れっきとした病気だから、かかる時はかかるんです。
心身に不調が出たら、迷わず周りに相談し、早めに専門家の治療を受けましょう。
しっかり休養しましょう。
その方が、はるかに治りが早いし、時間もお金もかからなくて済みます。
そっちの方が、長期的に見たら成せることも結果的に多いんじゃないでしょうか?
うつが理解できない人 周りにうつになってしまった方がいる人
・うつは心の弱い人がなる病気
・うつになる人は情けない
こういう心無いことを、うつで苦しんでいる人に言ったり、心の中で思ったりしていませんか?
おそらくそれは、自分がなったことがないから、出来るんだと思います。
誰だって、経験が無いことに対しては理解できないし、辛さは分からないものです。
でも、やめましょう そういう心無いことをするのは。
「うつ」は確率的にも誰でもなる可能性のある、立派な病気です。
そして、それはとても苦しく、辛く、シャレにならない病気です。
なった経験がないのであれば、辛さを少しだけでも想像してみてください。
「うつになった本人が一番ツライし、治そうと頑張ってい」…という理解をしていただけたらと思います。
そして、自分だって、いつその「うつ」になるか分からないですよ。
そういう考えの人が、実際に「うつ」になってしまった場合…
自分や現実を受け入れられなくなり、重症化してなかなか治療が進みません。
最悪「自分が弱いと思っていた人」よりも、症状が重くなり治療に時間を要してしまい、まともに生活や仕事ができなくなる可能性だってあります。
自分が「うつ」になったときに、重篤化させずに早めに対処できるようになるためにも、「うつは心の弱い人がなる」という誤った認知は持たないようにしてほしいと思います。

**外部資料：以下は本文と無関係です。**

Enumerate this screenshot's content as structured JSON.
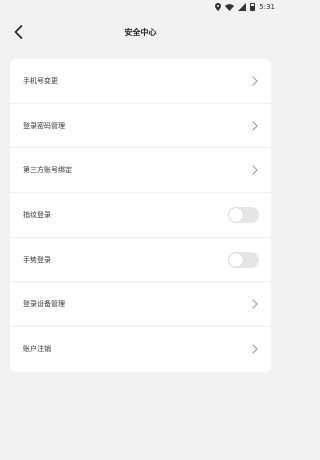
{
  "status_bar": {
    "time": "5:31",
    "icons": [
      "location-icon",
      "wifi-icon",
      "signal-icon",
      "battery-icon"
    ]
  },
  "header": {
    "title": "安全中心",
    "back_icon": "chevron-left-icon"
  },
  "settings": {
    "items": [
      {
        "label": "手机号变更",
        "type": "link"
      },
      {
        "label": "登录密码管理",
        "type": "link"
      },
      {
        "label": "第三方账号绑定",
        "type": "link"
      },
      {
        "label": "指纹登录",
        "type": "toggle",
        "on": false
      },
      {
        "label": "手势登录",
        "type": "toggle",
        "on": false
      },
      {
        "label": "登录设备管理",
        "type": "link"
      },
      {
        "label": "账户注销",
        "type": "link"
      }
    ]
  },
  "colors": {
    "background": "#f2f2f2",
    "card": "#ffffff",
    "toggle_off": "#e5e5e5"
  }
}
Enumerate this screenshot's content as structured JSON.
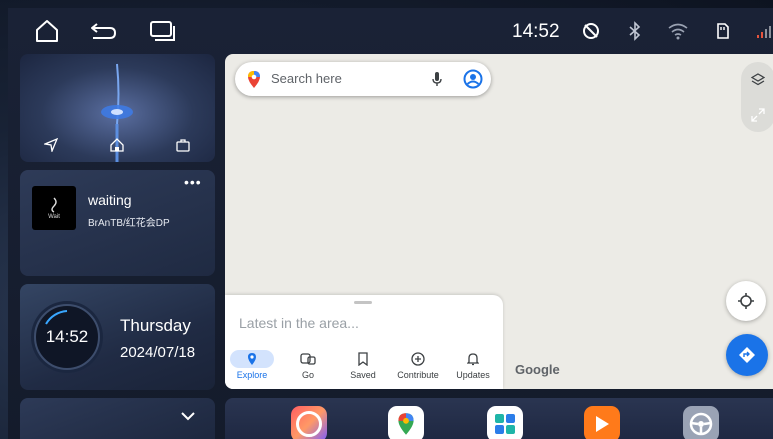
{
  "status": {
    "time": "14:52"
  },
  "music": {
    "title": "waiting",
    "artist": "BrAnTB/红花会DP",
    "album_art_text": "Wait"
  },
  "clock": {
    "time": "14:52",
    "day": "Thursday",
    "date": "2024/07/18"
  },
  "map": {
    "search_placeholder": "Search here",
    "sheet_title": "Latest in the area...",
    "watermark": "Google",
    "tabs": [
      {
        "label": "Explore",
        "icon": "pin-icon",
        "active": true
      },
      {
        "label": "Go",
        "icon": "commute-icon"
      },
      {
        "label": "Saved",
        "icon": "bookmark-icon"
      },
      {
        "label": "Contribute",
        "icon": "add-circle-icon"
      },
      {
        "label": "Updates",
        "icon": "bell-icon"
      }
    ]
  },
  "dock": {
    "apps": [
      "color-ring-app-icon",
      "maps-app-icon",
      "apps-grid-icon",
      "video-player-app-icon",
      "steering-wheel-app-icon"
    ]
  },
  "colors": {
    "accent": "#1a73e8",
    "map_bg": "#ecebe6",
    "active_tab_bg": "#d3e3fd"
  }
}
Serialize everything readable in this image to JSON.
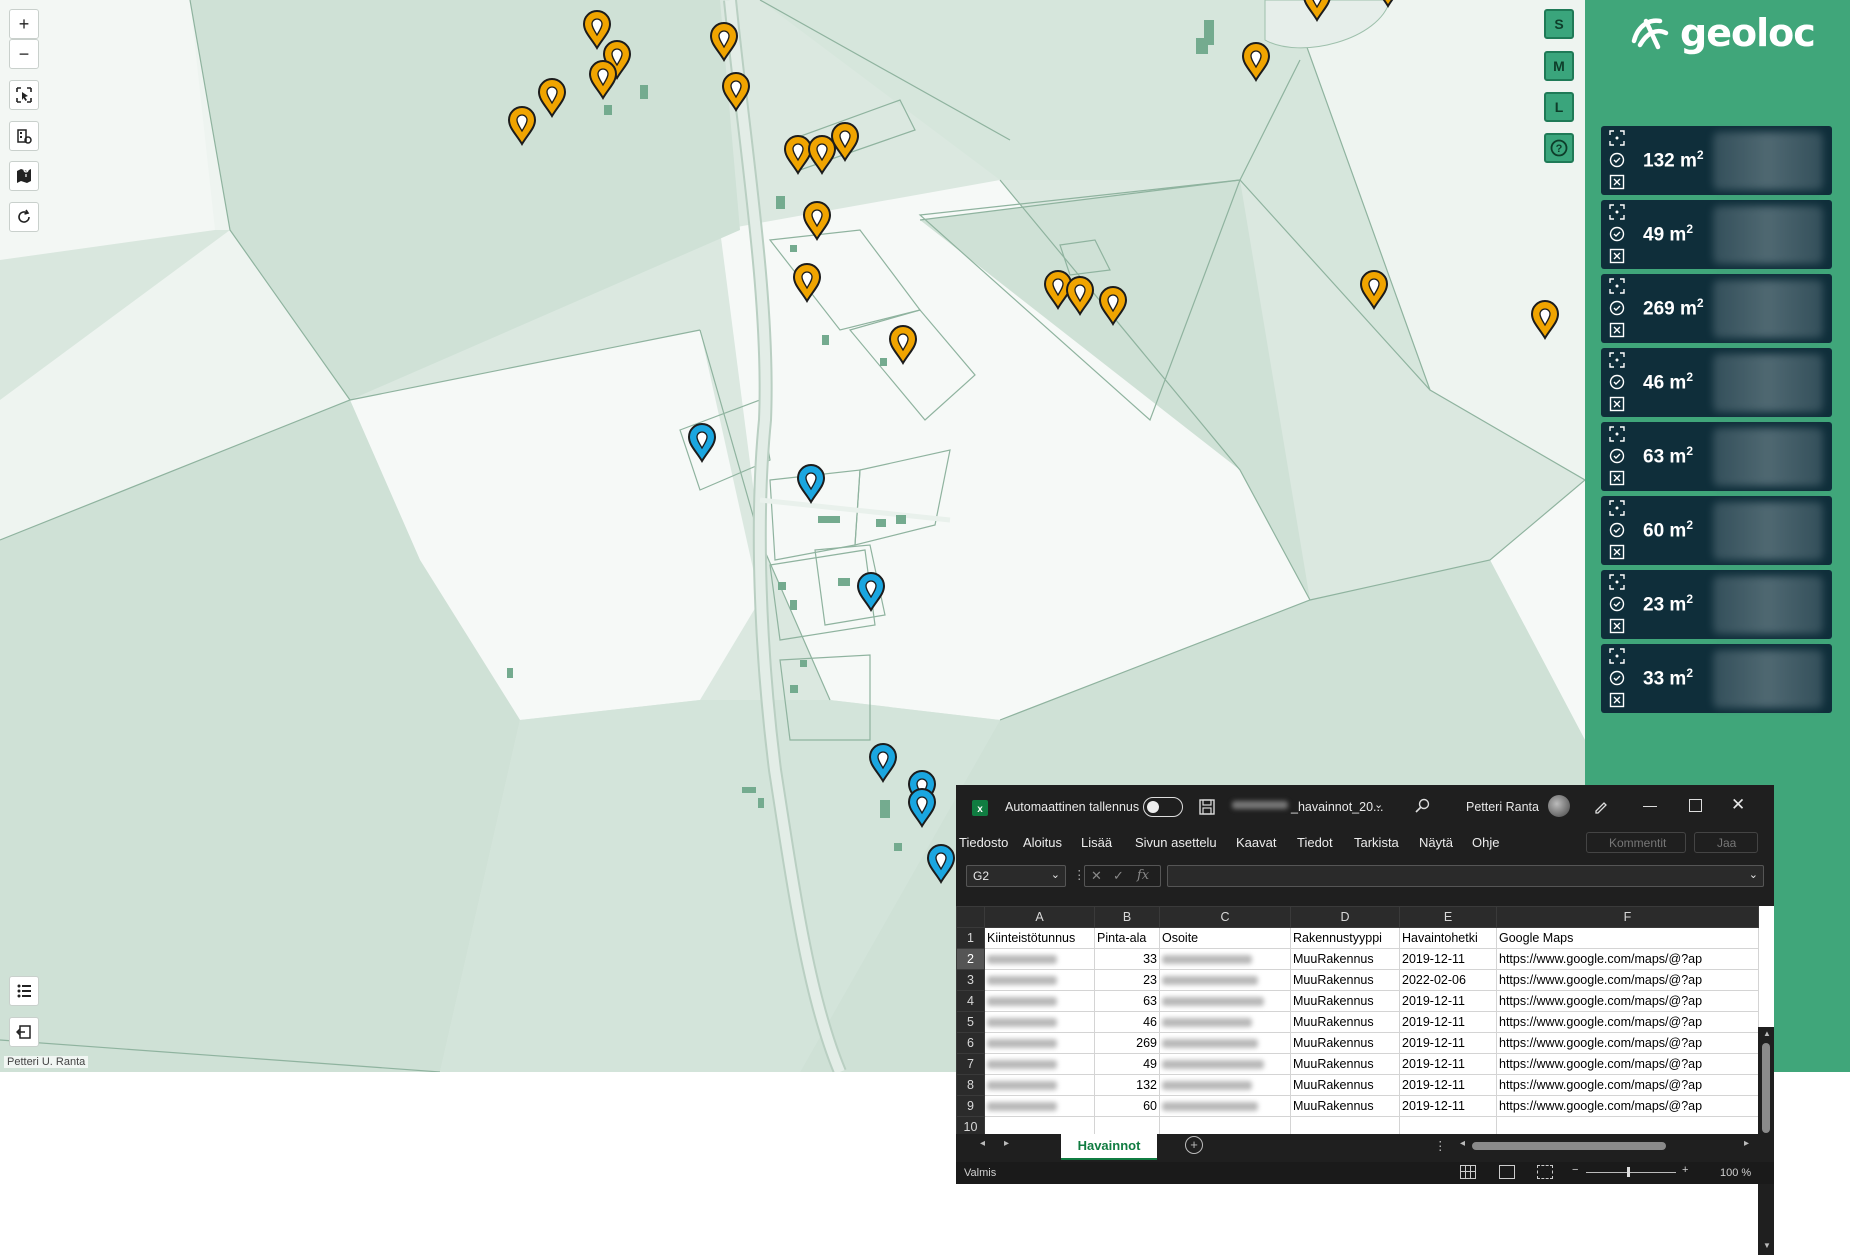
{
  "map": {
    "attribution": "Petteri U. Ranta",
    "controls": {
      "zoom_in": "+",
      "zoom_out": "−"
    },
    "size_buttons": [
      "S",
      "M",
      "L"
    ],
    "colors": {
      "orange_pin": "#f0a400",
      "blue_pin": "#1aa6e0",
      "parcel": "#cfe1d6",
      "field": "#f4f8f5"
    }
  },
  "sidebar": {
    "brand": "geoloc",
    "cards": [
      {
        "area": "132",
        "unit": "m",
        "exp": "2"
      },
      {
        "area": "49",
        "unit": "m",
        "exp": "2"
      },
      {
        "area": "269",
        "unit": "m",
        "exp": "2"
      },
      {
        "area": "46",
        "unit": "m",
        "exp": "2"
      },
      {
        "area": "63",
        "unit": "m",
        "exp": "2"
      },
      {
        "area": "60",
        "unit": "m",
        "exp": "2"
      },
      {
        "area": "23",
        "unit": "m",
        "exp": "2"
      },
      {
        "area": "33",
        "unit": "m",
        "exp": "2"
      }
    ]
  },
  "excel": {
    "autosave_label": "Automaattinen tallennus",
    "filename": "_havainnot_20...",
    "user": "Petteri Ranta",
    "menu": [
      "Tiedosto",
      "Aloitus",
      "Lisää",
      "Sivun asettelu",
      "Kaavat",
      "Tiedot",
      "Tarkista",
      "Näytä",
      "Ohje"
    ],
    "comments": "Kommentit",
    "share": "Jaa",
    "namebox": "G2",
    "fx": "fx",
    "columns": [
      "A",
      "B",
      "C",
      "D",
      "E",
      "F"
    ],
    "header_row": {
      "num": "1",
      "cells": [
        "Kiinteistötunnus",
        "Pinta-ala",
        "Osoite",
        "Rakennustyyppi",
        "Havaintohetki",
        "Google Maps"
      ]
    },
    "rows": [
      {
        "num": "2",
        "area": "33",
        "type": "MuuRakennus",
        "date": "2019-12-11",
        "link": "https://www.google.com/maps/@?ap"
      },
      {
        "num": "3",
        "area": "23",
        "type": "MuuRakennus",
        "date": "2022-02-06",
        "link": "https://www.google.com/maps/@?ap"
      },
      {
        "num": "4",
        "area": "63",
        "type": "MuuRakennus",
        "date": "2019-12-11",
        "link": "https://www.google.com/maps/@?ap"
      },
      {
        "num": "5",
        "area": "46",
        "type": "MuuRakennus",
        "date": "2019-12-11",
        "link": "https://www.google.com/maps/@?ap"
      },
      {
        "num": "6",
        "area": "269",
        "type": "MuuRakennus",
        "date": "2019-12-11",
        "link": "https://www.google.com/maps/@?ap"
      },
      {
        "num": "7",
        "area": "49",
        "type": "MuuRakennus",
        "date": "2019-12-11",
        "link": "https://www.google.com/maps/@?ap"
      },
      {
        "num": "8",
        "area": "132",
        "type": "MuuRakennus",
        "date": "2019-12-11",
        "link": "https://www.google.com/maps/@?ap"
      },
      {
        "num": "9",
        "area": "60",
        "type": "MuuRakennus",
        "date": "2019-12-11",
        "link": "https://www.google.com/maps/@?ap"
      }
    ],
    "empty_row": "10",
    "sheet_tab": "Havainnot",
    "status": "Valmis",
    "zoom": "100 %"
  }
}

「うつ」についての認知を深めるために、役立つ本を紹介します
まとめ
まとめ
「うつは心の弱い人がなる病気」に対して、物申したい
①「うつ」は心の弱い人がなるわけではない
②「自分がうつ病になるわけがない」と思っている人が、うつ病になる確率は高い
③「うつは弱い人がなるもの」と思っていると、うつになった時に重症化する
⇒こういう考えは、誰得?でみんなが不幸になるから、直ちにやめるべし
メンタルヘルスの認識を改める、きっかけになってくれればうれしいです。